HeadlinesBriefing favicon HeadlinesBriefing.com

NanoGPT Slowrun Achieves 10‑Fold Data Efficiency

Hacker News •
×

NanoGPT Slowrun has pushed a 1.8B‑parameter model ensemble to achieve 10x data efficiency on 100 M tokens, a milestone that would normally require 1 B tokens with a standard language‑model baseline. The team reports the result after only a few weeks of experimentation, challenging prevailing scaling laws that tie data and compute together.

Traditional scaling studies, such as Chinchilla, suggest a 5 M‑parameter model for 100 M tokens, a 3600‑fold mismatch from NanoGPT’s approach. By training an 18 B‑parameter ensemble—18 B total across nine models—the researchers demonstrate that compute can drive performance gains while keeping data demands low.

Key to the leap is a suite of architectural changes: exclusive self‑attention removes the self‑value projection; looped transformers reapply layers 15‑24 four times; and chain distillation trains models sequentially, each learning from its predecessor.
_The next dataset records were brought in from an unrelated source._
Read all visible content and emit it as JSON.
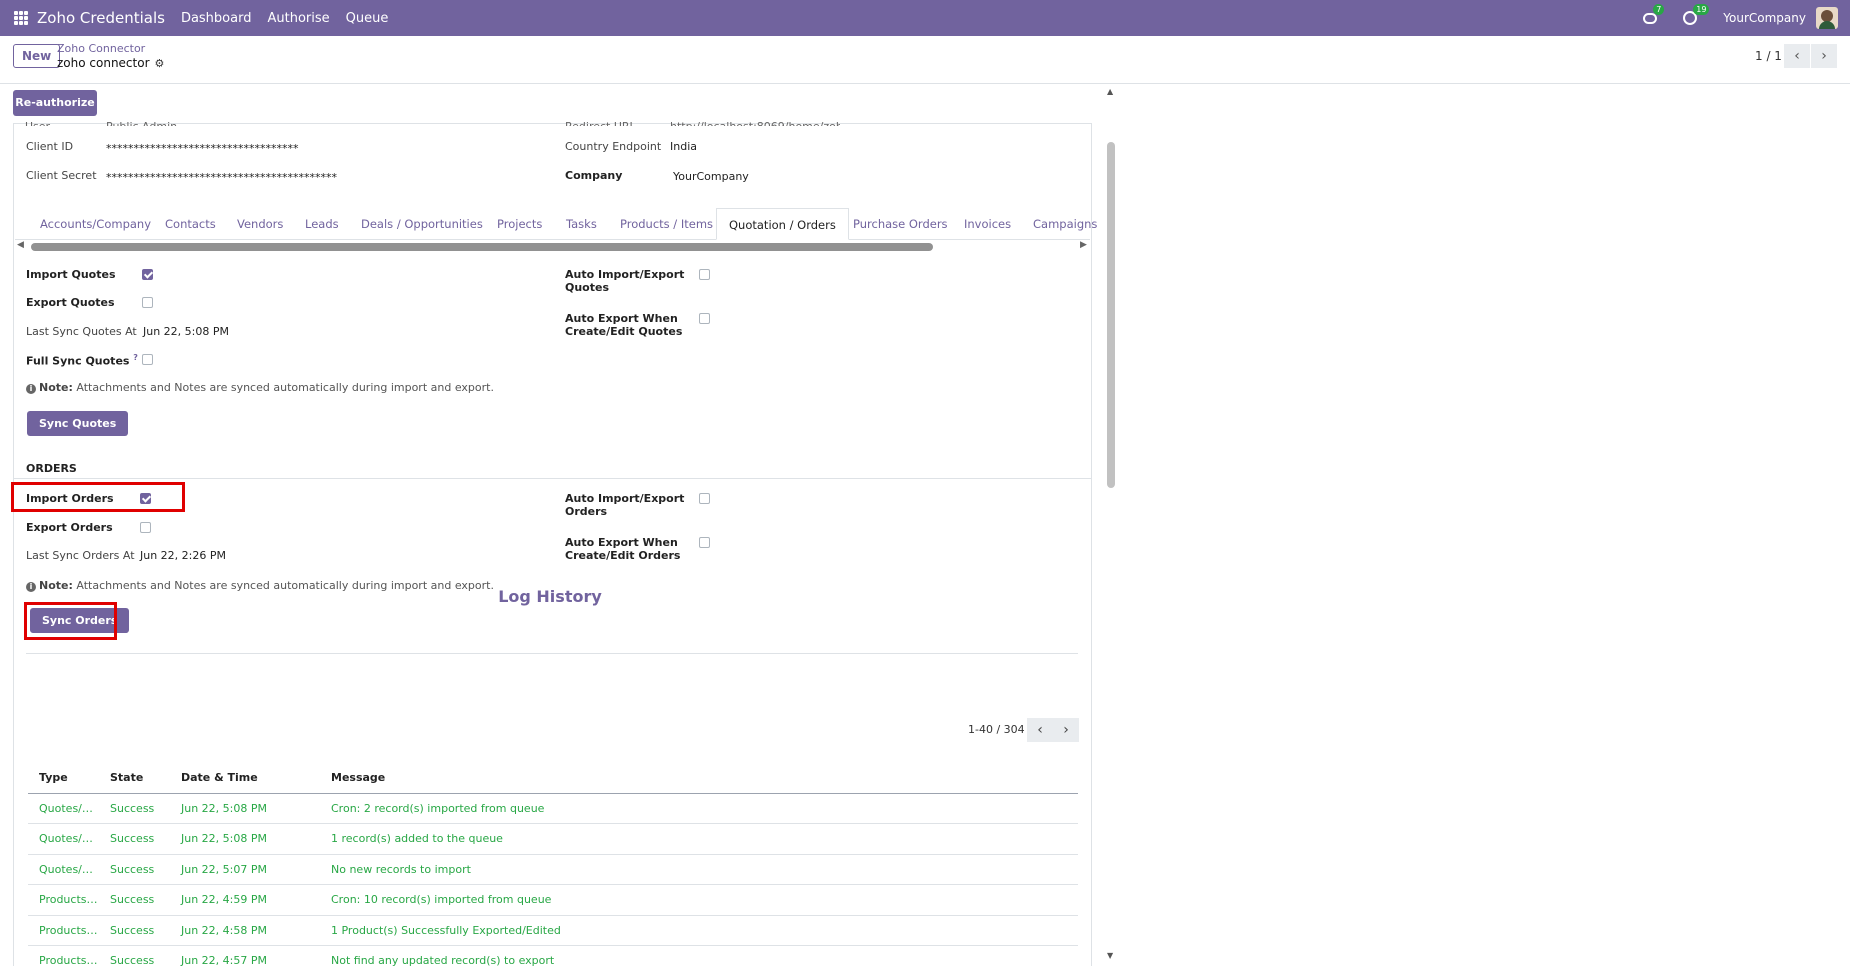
{
  "navbar": {
    "brand": "Zoho Credentials",
    "menu": [
      "Dashboard",
      "Authorise",
      "Queue"
    ],
    "messages_count": "7",
    "activities_count": "19",
    "company": "YourCompany",
    "color": "#71639e"
  },
  "control": {
    "new_label": "New",
    "breadcrumb_parent": "Zoho Connector",
    "breadcrumb_current": "zoho connector",
    "pager": "1 / 1"
  },
  "form": {
    "reauthorize_label": "Re-authorize",
    "client_id_label": "Client ID",
    "client_id_value": "***********************************",
    "client_secret_label": "Client Secret",
    "client_secret_value": "******************************************",
    "country_endpoint_label": "Country Endpoint",
    "country_endpoint_value": "India",
    "company_label": "Company",
    "company_value": "YourCompany"
  },
  "tabs": [
    "Accounts/Company",
    "Contacts",
    "Vendors",
    "Leads",
    "Deals / Opportunities",
    "Projects",
    "Tasks",
    "Products / Items",
    "Quotation / Orders",
    "Purchase Orders",
    "Invoices",
    "Campaigns"
  ],
  "active_tab": "Quotation / Orders",
  "quotes": {
    "import_label": "Import Quotes",
    "import_checked": true,
    "export_label": "Export Quotes",
    "export_checked": false,
    "last_sync_label": "Last Sync Quotes At",
    "last_sync_value": "Jun 22, 5:08 PM",
    "full_sync_label": "Full Sync Quotes",
    "full_sync_help": "?",
    "full_sync_checked": false,
    "auto_import_label_1": "Auto Import/Export",
    "auto_import_label_2": "Quotes",
    "auto_export_label_1": "Auto Export When",
    "auto_export_label_2": "Create/Edit Quotes",
    "note_bold": "Note:",
    "note_text": " Attachments and Notes are synced automatically during import and export.",
    "sync_button": "Sync Quotes"
  },
  "orders": {
    "section_title": "ORDERS",
    "import_label": "Import Orders",
    "import_checked": true,
    "export_label": "Export Orders",
    "export_checked": false,
    "last_sync_label": "Last Sync Orders At",
    "last_sync_value": "Jun 22, 2:26 PM",
    "auto_import_label_1": "Auto Import/Export",
    "auto_import_label_2": "Orders",
    "auto_export_label_1": "Auto Export When",
    "auto_export_label_2": "Create/Edit Orders",
    "note_bold": "Note:",
    "note_text": " Attachments and Notes are synced automatically during import and export.",
    "sync_button": "Sync Orders"
  },
  "log": {
    "title": "Log History",
    "pager": "1-40 / 304",
    "columns": [
      "Type",
      "State",
      "Date & Time",
      "Message"
    ],
    "rows": [
      [
        "Quotes/E...",
        "Success",
        "Jun 22, 5:08 PM",
        "Cron: 2 record(s) imported from queue"
      ],
      [
        "Quotes/E...",
        "Success",
        "Jun 22, 5:08 PM",
        "1 record(s) added to the queue"
      ],
      [
        "Quotes/E...",
        "Success",
        "Jun 22, 5:07 PM",
        "No new records to import"
      ],
      [
        "Products/...",
        "Success",
        "Jun 22, 4:59 PM",
        "Cron: 10 record(s) imported from queue"
      ],
      [
        "Products/...",
        "Success",
        "Jun 22, 4:58 PM",
        "1 Product(s) Successfully Exported/Edited"
      ],
      [
        "Products/...",
        "Success",
        "Jun 22, 4:57 PM",
        "Not find any updated record(s) to export"
      ]
    ],
    "success_color": "#28a745"
  },
  "highlight_color": "#e00000"
}
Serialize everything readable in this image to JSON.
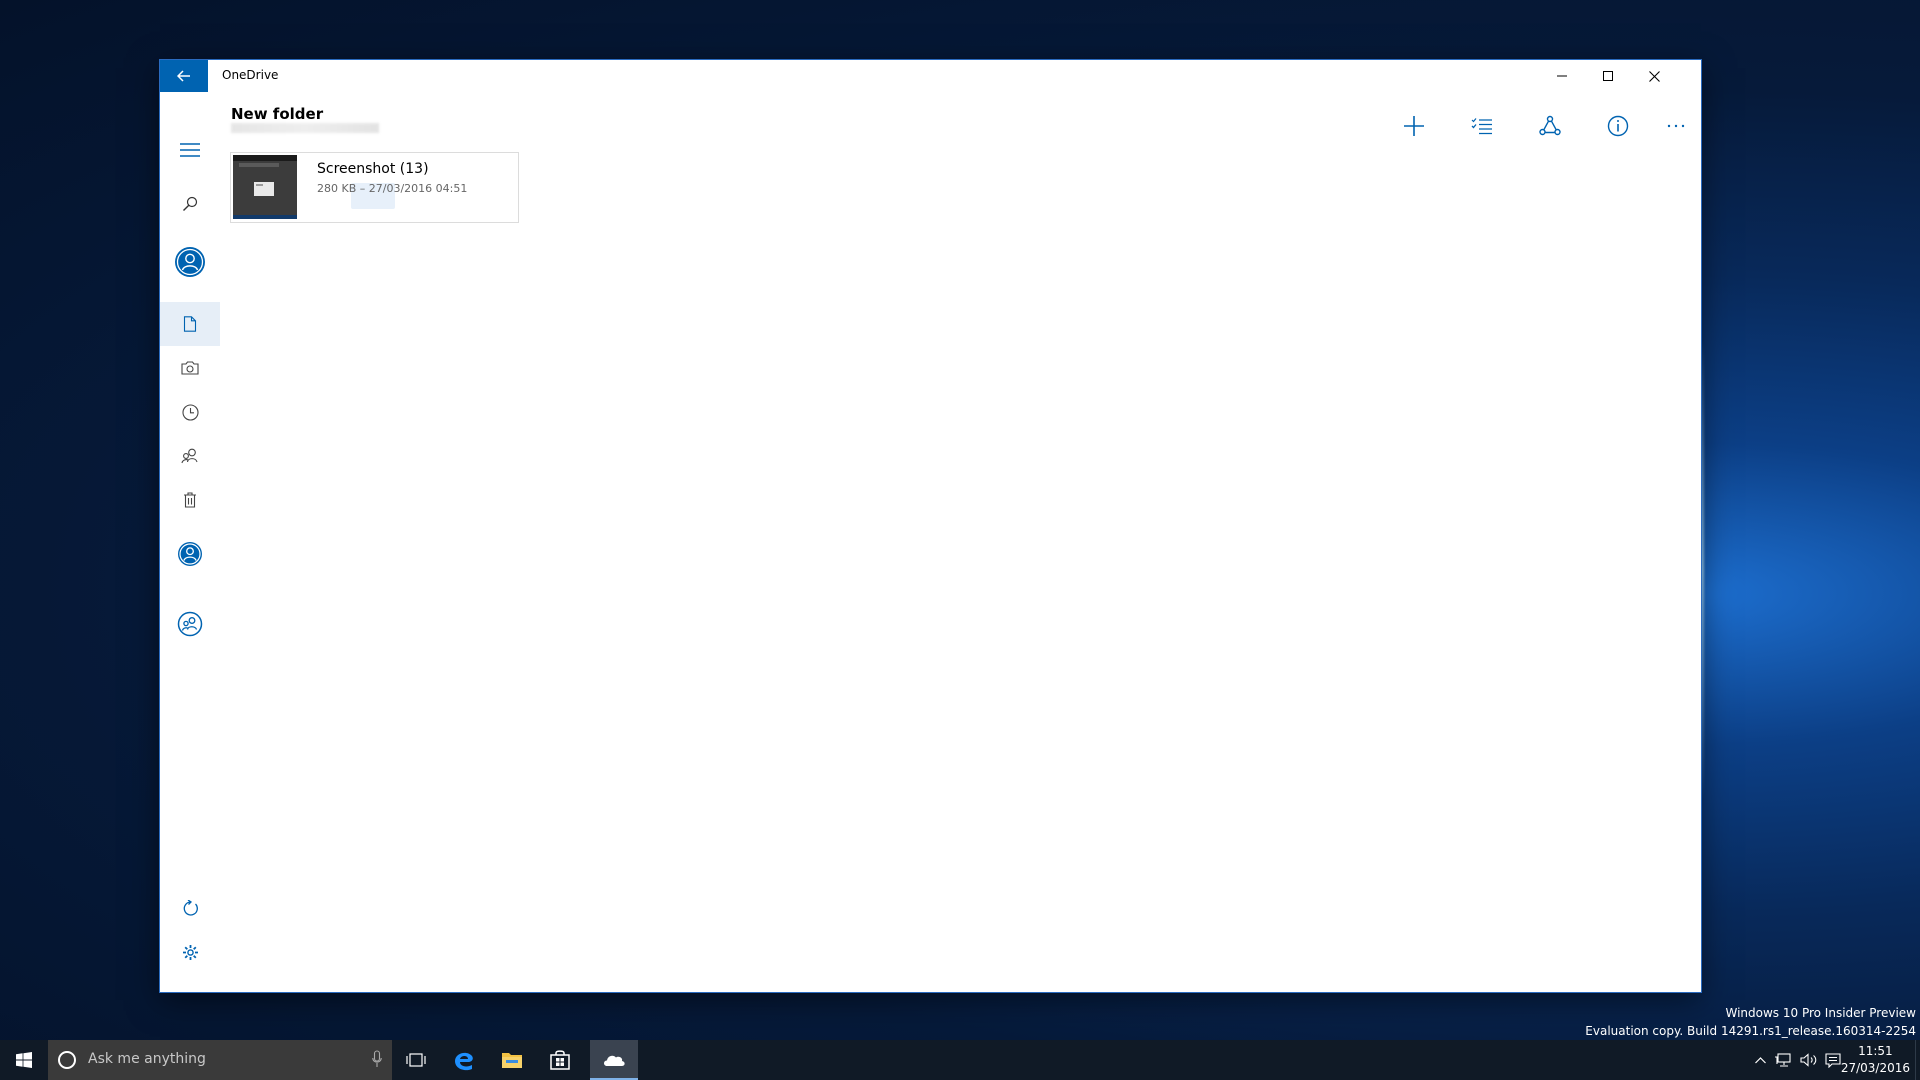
{
  "window": {
    "title": "OneDrive",
    "controls": [
      "minimize",
      "maximize",
      "close"
    ]
  },
  "nav": {
    "items": [
      {
        "id": "menu",
        "icon": "hamburger-icon"
      },
      {
        "id": "search",
        "icon": "search-icon"
      },
      {
        "id": "account",
        "icon": "account-icon"
      },
      {
        "id": "files",
        "icon": "file-icon",
        "selected": true
      },
      {
        "id": "photos",
        "icon": "camera-icon"
      },
      {
        "id": "recent",
        "icon": "clock-icon"
      },
      {
        "id": "shared",
        "icon": "people-icon"
      },
      {
        "id": "recycle-bin",
        "icon": "trash-icon"
      },
      {
        "id": "account-personal",
        "icon": "account-icon"
      },
      {
        "id": "account-business",
        "icon": "business-account-icon"
      },
      {
        "id": "refresh",
        "icon": "refresh-icon"
      },
      {
        "id": "settings",
        "icon": "gear-icon"
      }
    ]
  },
  "header": {
    "folder_title": "New folder"
  },
  "commands": [
    {
      "id": "add",
      "icon": "plus-icon"
    },
    {
      "id": "select",
      "icon": "checklist-icon"
    },
    {
      "id": "share",
      "icon": "share-icon"
    },
    {
      "id": "info",
      "icon": "info-icon"
    },
    {
      "id": "more",
      "icon": "more-icon"
    }
  ],
  "files": [
    {
      "name": "Screenshot (13)",
      "meta": "280 KB – 27/03/2016 04:51"
    }
  ],
  "watermark": {
    "line1": "Windows 10 Pro Insider Preview",
    "line2": "Evaluation copy. Build 14291.rs1_release.160314-2254"
  },
  "taskbar": {
    "search_placeholder": "Ask me anything",
    "time": "11:51",
    "date": "27/03/2016"
  },
  "colors": {
    "accent": "#0063b1",
    "taskbar": "#101a26",
    "selected_rail": "#e6eef7"
  }
}
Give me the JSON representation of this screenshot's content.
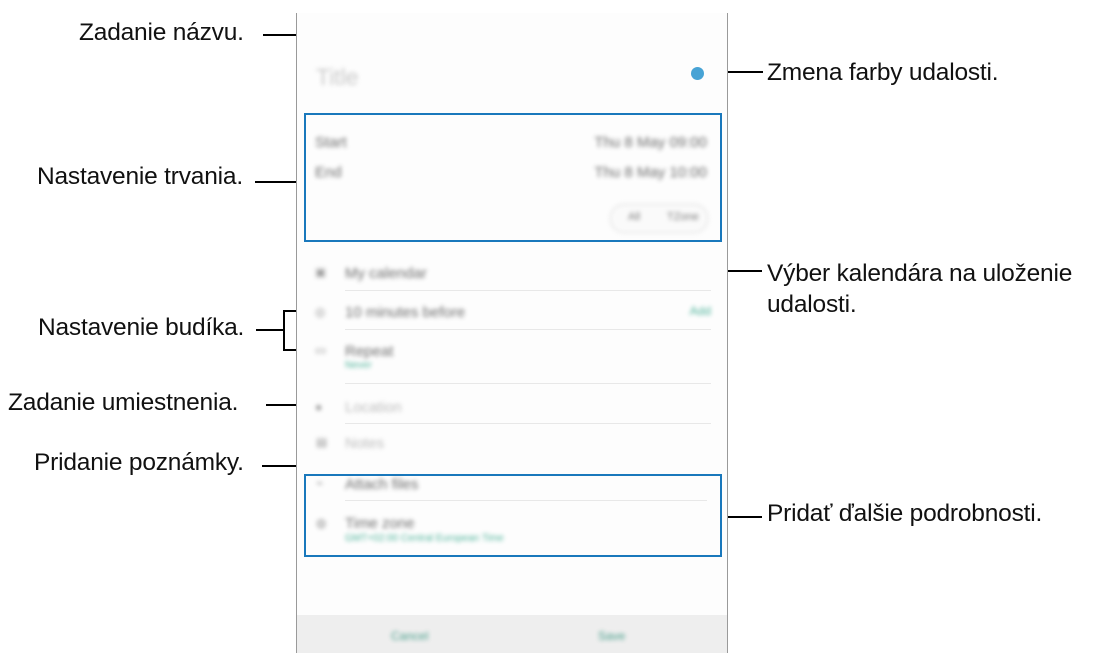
{
  "callouts": {
    "title": "Zadanie názvu.",
    "color": "Zmena farby udalosti.",
    "duration": "Nastavenie trvania.",
    "calendar_line1": "Výber kalendára na uloženie",
    "calendar_line2": "udalosti.",
    "alarm": "Nastavenie budíka.",
    "location": "Zadanie umiestnenia.",
    "note": "Pridanie poznámky.",
    "details": "Pridať ďalšie podrobnosti."
  },
  "screen": {
    "title": "Title",
    "start_label": "Start",
    "start_value": "Thu 8 May 09:00",
    "end_label": "End",
    "end_value": "Thu 8 May 10:00",
    "all_day": "All",
    "time_zone_toggle": "TZone",
    "calendar": "My calendar",
    "reminder": "10 minutes before",
    "reminder_action": "Add",
    "repeat": "Repeat",
    "repeat_value": "Never",
    "location": "Location",
    "notes": "Notes",
    "attachments": "Attach files",
    "timezone_title": "Time zone",
    "timezone_value": "GMT+02:00 Central European Time",
    "cancel": "Cancel",
    "save": "Save"
  },
  "colors": {
    "highlight": "#1978bc",
    "event_color": "#47a3d5",
    "accent": "#1a9d7d"
  }
}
Heavy regularization—weight decay up to 1.6 and dropout 0.1—further sharpens generalization.

The findings suggest that ensembling, aggressive regularization, and iterative layer reuse can break the data‑compute bottleneck. With 18 B total parameters, NanoGPT Slowrun already outperforms a single 2.7 B model trained on the same data, proving that smarter architecture beats raw scale when data is scarce.